Cependant, j’ai pu très vite constater que certains pôles d’activité médicale sont beaucoup plus exposés que d’autres à des situations entraînant des dilemmes éthiques. Ainsi, dans le service des urgences et de la réanimation, dans celui de la néonatalité, les risques d’acharnement thérapeutique apparaissent comme une préoccupation fréquente. J’étais personnellement moins préparée aux problèmes rencontrés dans les services de psychiatrie ou de neurochirurgie, où le respect du droit à la liberté du patient se trouve parfois en conflit avec une décision de contention rendue indispensable pour que soit assurée la sécurité corporelle d’un patient agité, et celle de son entourage.

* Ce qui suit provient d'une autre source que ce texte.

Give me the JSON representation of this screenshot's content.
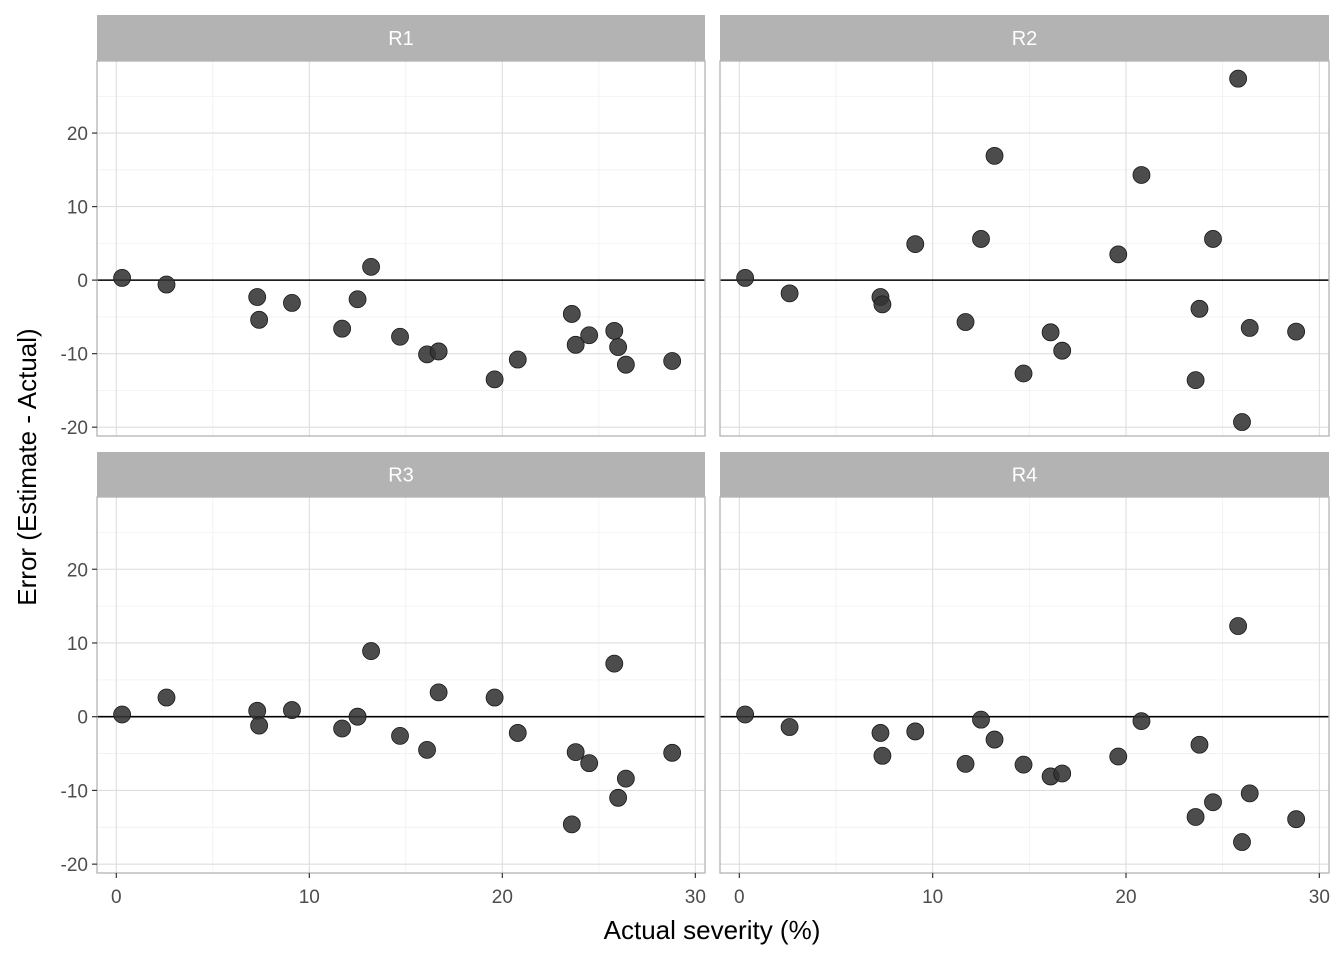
{
  "chart_data": {
    "type": "scatter",
    "xlabel": "Actual severity (%)",
    "ylabel": "Error (Estimate - Actual)",
    "xlim": [
      -1,
      30.5
    ],
    "ylim": [
      -21.2,
      29.8
    ],
    "x_ticks": [
      "0",
      "10",
      "20",
      "30"
    ],
    "y_ticks": [
      "-20",
      "-10",
      "0",
      "10",
      "20"
    ],
    "reference_line_y": 0,
    "grid": true,
    "point_color": "#333333",
    "strip_color": "#b3b3b3",
    "panels": [
      {
        "strip": "R1",
        "points": [
          {
            "x": 0.3,
            "y": 0.3
          },
          {
            "x": 2.6,
            "y": -0.6
          },
          {
            "x": 7.3,
            "y": -2.3
          },
          {
            "x": 7.4,
            "y": -5.4
          },
          {
            "x": 9.1,
            "y": -3.1
          },
          {
            "x": 11.7,
            "y": -6.6
          },
          {
            "x": 12.5,
            "y": -2.6
          },
          {
            "x": 13.2,
            "y": 1.8
          },
          {
            "x": 14.7,
            "y": -7.7
          },
          {
            "x": 16.1,
            "y": -10.1
          },
          {
            "x": 16.7,
            "y": -9.7
          },
          {
            "x": 19.6,
            "y": -13.5
          },
          {
            "x": 20.8,
            "y": -10.8
          },
          {
            "x": 23.6,
            "y": -4.6
          },
          {
            "x": 23.8,
            "y": -8.8
          },
          {
            "x": 24.5,
            "y": -7.5
          },
          {
            "x": 25.8,
            "y": -6.9
          },
          {
            "x": 26.0,
            "y": -9.1
          },
          {
            "x": 26.4,
            "y": -11.5
          },
          {
            "x": 28.8,
            "y": -11.0
          }
        ]
      },
      {
        "strip": "R2",
        "points": [
          {
            "x": 0.3,
            "y": 0.3
          },
          {
            "x": 2.6,
            "y": -1.8
          },
          {
            "x": 7.3,
            "y": -2.3
          },
          {
            "x": 7.4,
            "y": -3.3
          },
          {
            "x": 9.1,
            "y": 4.9
          },
          {
            "x": 11.7,
            "y": -5.7
          },
          {
            "x": 12.5,
            "y": 5.6
          },
          {
            "x": 13.2,
            "y": 16.9
          },
          {
            "x": 14.7,
            "y": -12.7
          },
          {
            "x": 16.1,
            "y": -7.1
          },
          {
            "x": 16.7,
            "y": -9.6
          },
          {
            "x": 19.6,
            "y": 3.5
          },
          {
            "x": 20.8,
            "y": 14.3
          },
          {
            "x": 23.6,
            "y": -13.6
          },
          {
            "x": 23.8,
            "y": -3.9
          },
          {
            "x": 24.5,
            "y": 5.6
          },
          {
            "x": 25.8,
            "y": 27.4
          },
          {
            "x": 26.0,
            "y": -19.3
          },
          {
            "x": 26.4,
            "y": -6.5
          },
          {
            "x": 28.8,
            "y": -7.0
          }
        ]
      },
      {
        "strip": "R3",
        "points": [
          {
            "x": 0.3,
            "y": 0.3
          },
          {
            "x": 2.6,
            "y": 2.6
          },
          {
            "x": 7.3,
            "y": 0.8
          },
          {
            "x": 7.4,
            "y": -1.2
          },
          {
            "x": 9.1,
            "y": 0.9
          },
          {
            "x": 11.7,
            "y": -1.6
          },
          {
            "x": 12.5,
            "y": 0.0
          },
          {
            "x": 13.2,
            "y": 8.9
          },
          {
            "x": 14.7,
            "y": -2.6
          },
          {
            "x": 16.1,
            "y": -4.5
          },
          {
            "x": 16.7,
            "y": 3.3
          },
          {
            "x": 19.6,
            "y": 2.6
          },
          {
            "x": 20.8,
            "y": -2.2
          },
          {
            "x": 23.6,
            "y": -14.6
          },
          {
            "x": 23.8,
            "y": -4.8
          },
          {
            "x": 24.5,
            "y": -6.3
          },
          {
            "x": 25.8,
            "y": 7.2
          },
          {
            "x": 26.0,
            "y": -11.0
          },
          {
            "x": 26.4,
            "y": -8.4
          },
          {
            "x": 28.8,
            "y": -4.9
          }
        ]
      },
      {
        "strip": "R4",
        "points": [
          {
            "x": 0.3,
            "y": 0.3
          },
          {
            "x": 2.6,
            "y": -1.4
          },
          {
            "x": 7.3,
            "y": -2.2
          },
          {
            "x": 7.4,
            "y": -5.3
          },
          {
            "x": 9.1,
            "y": -2.0
          },
          {
            "x": 11.7,
            "y": -6.4
          },
          {
            "x": 12.5,
            "y": -0.4
          },
          {
            "x": 13.2,
            "y": -3.1
          },
          {
            "x": 14.7,
            "y": -6.5
          },
          {
            "x": 16.1,
            "y": -8.1
          },
          {
            "x": 16.7,
            "y": -7.7
          },
          {
            "x": 19.6,
            "y": -5.4
          },
          {
            "x": 20.8,
            "y": -0.6
          },
          {
            "x": 23.6,
            "y": -13.6
          },
          {
            "x": 23.8,
            "y": -3.8
          },
          {
            "x": 24.5,
            "y": -11.6
          },
          {
            "x": 25.8,
            "y": 12.3
          },
          {
            "x": 26.0,
            "y": -17.0
          },
          {
            "x": 26.4,
            "y": -10.4
          },
          {
            "x": 28.8,
            "y": -13.9
          }
        ]
      }
    ]
  }
}
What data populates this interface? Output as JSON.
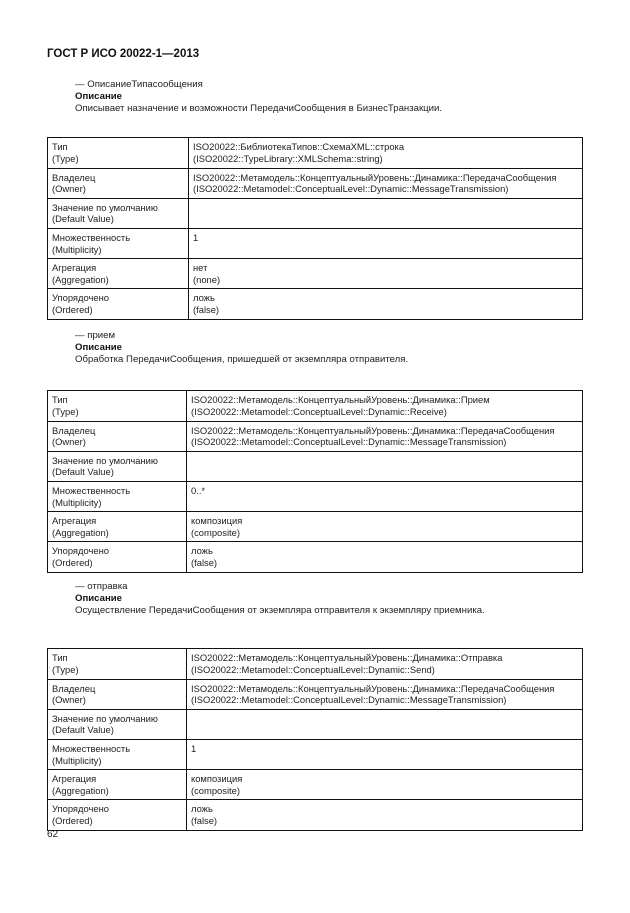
{
  "header": "ГОСТ Р ИСО 20022-1—2013",
  "page_number": "62",
  "sections": [
    {
      "name": "— ОписаниеТипасообщения",
      "heading": "Описание",
      "description": "Описывает назначение и возможности ПередачиСообщения в БизнесТранзакции.",
      "rows": [
        {
          "k1": "Тип",
          "k2": "(Type)",
          "v1": "ISO20022::БиблиотекаТипов::СхемаXML::строка",
          "v2": "(ISO20022::TypeLibrary::XMLSchema::string)"
        },
        {
          "k1": "Владелец",
          "k2": "(Owner)",
          "v1": "ISO20022::Метамодель::КонцептуальныйУровень::Динамика::ПередачаСообщения",
          "v2": "(ISO20022::Metamodel::ConceptualLevel::Dynamic::MessageTransmission)"
        },
        {
          "k1": "Значение по умолчанию",
          "k2": "(Default Value)",
          "v1": "",
          "v2": ""
        },
        {
          "k1": "Множественность",
          "k2": "(Multiplicity)",
          "v1": "1",
          "v2": ""
        },
        {
          "k1": "Агрегация",
          "k2": "(Aggregation)",
          "v1": "нет",
          "v2": "(none)"
        },
        {
          "k1": "Упорядочено",
          "k2": "(Ordered)",
          "v1": "ложь",
          "v2": "(false)"
        }
      ]
    },
    {
      "name": "— прием",
      "heading": "Описание",
      "description": "Обработка ПередачиСообщения, пришедшей от экземпляра отправителя.",
      "rows": [
        {
          "k1": "Тип",
          "k2": "(Type)",
          "v1": "ISO20022::Метамодель::КонцептуальныйУровень::Динамика::Прием",
          "v2": "(ISO20022::Metamodel::ConceptualLevel::Dynamic::Receive)"
        },
        {
          "k1": "Владелец",
          "k2": "(Owner)",
          "v1": "ISO20022::Метамодель::КонцептуальныйУровень::Динамика::ПередачаСообщения",
          "v2": "(ISO20022::Metamodel::ConceptualLevel::Dynamic::MessageTransmission)"
        },
        {
          "k1": "Значение по умолчанию",
          "k2": "(Default Value)",
          "v1": "",
          "v2": ""
        },
        {
          "k1": "Множественность",
          "k2": "(Multiplicity)",
          "v1": "0..*",
          "v2": ""
        },
        {
          "k1": "Агрегация",
          "k2": "(Aggregation)",
          "v1": "композиция",
          "v2": "(composite)"
        },
        {
          "k1": "Упорядочено",
          "k2": "(Ordered)",
          "v1": "ложь",
          "v2": "(false)"
        }
      ]
    },
    {
      "name": "— отправка",
      "heading": "Описание",
      "description": "Осуществление ПередачиСообщения от экземпляра отправителя к экземпляру приемника.",
      "rows": [
        {
          "k1": "Тип",
          "k2": "(Type)",
          "v1": "ISO20022::Метамодель::КонцептуальныйУровень::Динамика::Отправка",
          "v2": "(ISO20022::Metamodel::ConceptualLevel::Dynamic::Send)"
        },
        {
          "k1": "Владелец",
          "k2": "(Owner)",
          "v1": "ISO20022::Метамодель::КонцептуальныйУровень::Динамика::ПередачаСообщения",
          "v2": "(ISO20022::Metamodel::ConceptualLevel::Dynamic::MessageTransmission)"
        },
        {
          "k1": "Значение по умолчанию",
          "k2": "(Default Value)",
          "v1": "",
          "v2": ""
        },
        {
          "k1": "Множественность",
          "k2": "(Multiplicity)",
          "v1": "1",
          "v2": ""
        },
        {
          "k1": "Агрегация",
          "k2": "(Aggregation)",
          "v1": "композиция",
          "v2": "(composite)"
        },
        {
          "k1": "Упорядочено",
          "k2": "(Ordered)",
          "v1": "ложь",
          "v2": "(false)"
        }
      ]
    }
  ]
}
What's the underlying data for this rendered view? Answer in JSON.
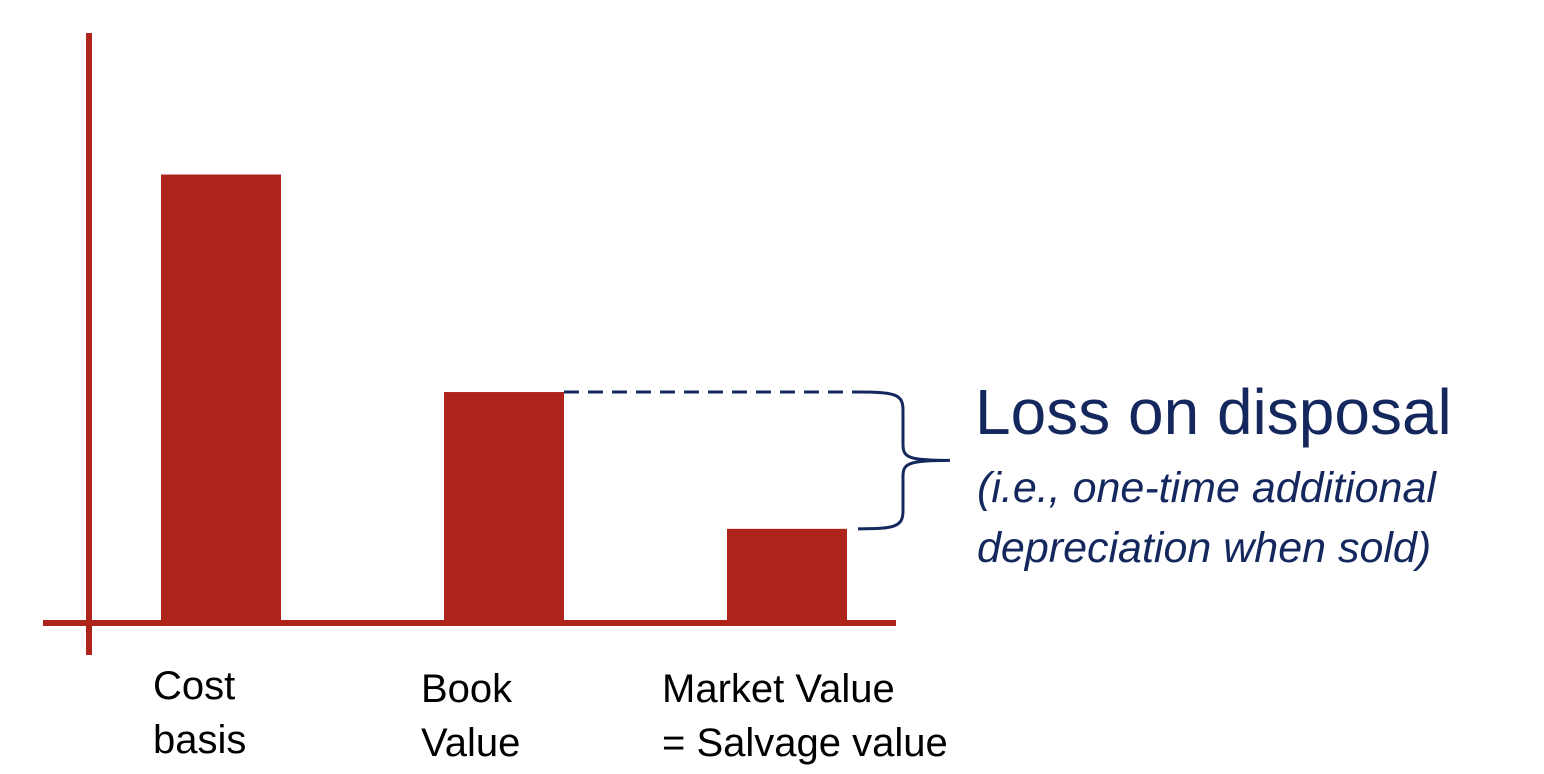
{
  "chart_data": {
    "type": "bar",
    "categories": [
      "Cost basis",
      "Book Value",
      "Market Value = Salvage value"
    ],
    "category_lines": [
      [
        "Cost",
        "basis"
      ],
      [
        "Book",
        "Value"
      ],
      [
        "Market Value",
        "= Salvage value"
      ]
    ],
    "values": [
      100,
      51.5,
      21
    ],
    "ylim": [
      0,
      130
    ],
    "grid": false,
    "annotation": {
      "title": "Loss on disposal",
      "subtitle_lines": [
        "(i.e., one-time additional",
        "depreciation when sold)"
      ]
    }
  },
  "colors": {
    "bar": "#AE241A",
    "axis": "#AE241A",
    "annotation": "#14285E",
    "label": "#000000"
  }
}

Les saisines qui nous ont été adressées concernaient surtout ces services. Mais j’ai découvert aussi les problèmes que constituent, par temps de crise économique, des thérapies porteuses d’espoir, en cancérologie par exemple, mais dont le coût très élevé entraînera nécessairement une obligation de choix, de sélection des malades à traiter en priorité. D’autres conflits de valeurs se profilent ainsi à mes yeux dans un avenir proche. Plus que jamais, les membres de comités d’éthique auront besoin de maturité, de droiture, de rigueur pour participer utilement à des débats difficiles avant de donner, collégialement, un avis sur « la moins mauvaise solution possible ».